3 Conclusions and Future Work

In this study we tested this hypothesis by analysing how the stability of a linear neural network is affected by different kinds of inhibition. We further discuss how this mechanism can affect learning speed in critical situations where acetylcholine is typically released, i.e. during dangerous or surprising events. In this paper we have introduced a preliminary analysis of the role of cholinergic modulation of the inhibitory substrate of the neocortex. We have found that the modulation produced by acetylcholine favors the exploration of the perceptual space by compressing the neural signals and opening more equilibria to encapsulate novel perceptions.

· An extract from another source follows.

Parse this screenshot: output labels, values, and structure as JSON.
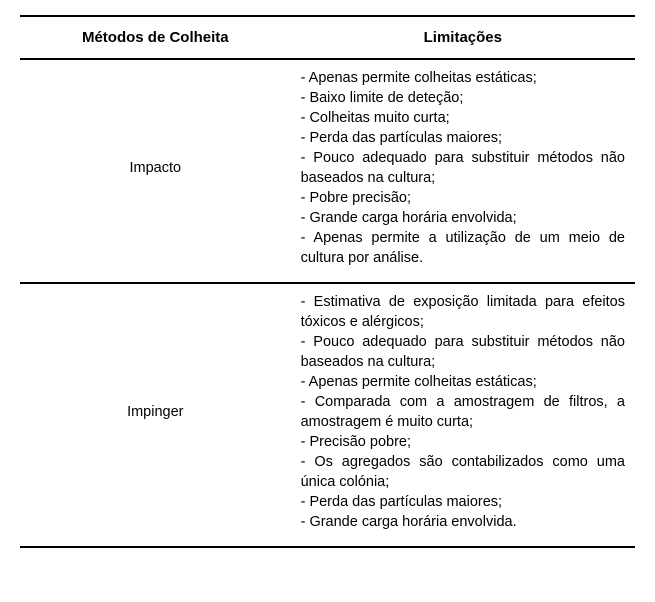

We argue that this mechanisms is key for speeding up learning, as it switches between two behavior-state dependent modes: the more frequent, stable mode that provides a coherent representation of the word, and a rare, unstable mode that rapidly embeds new perceptions or even knowledge during critical events. Moreover, physiological experiments show acetylcholine release not only in fearful events, but also in the presence of unexpected rewarding or aversive stimuli and during sustained attention. The conclusions presented in this short dissertation support that the mechanisms for switching between stable, exploitative mind states and more exploratory states would be useful to maintain attentive states and respond to surprising, unexpected events.

The inclusion of this mechanisms in robotic or other artificial agents, will provide the substrate for autonomous learning, by allowing to detect future potential dangers or errors with enough time to react or stop. Following studies will aim to test the presented hypothesis in a computational model of cholinergic-based learning in a robotic platform.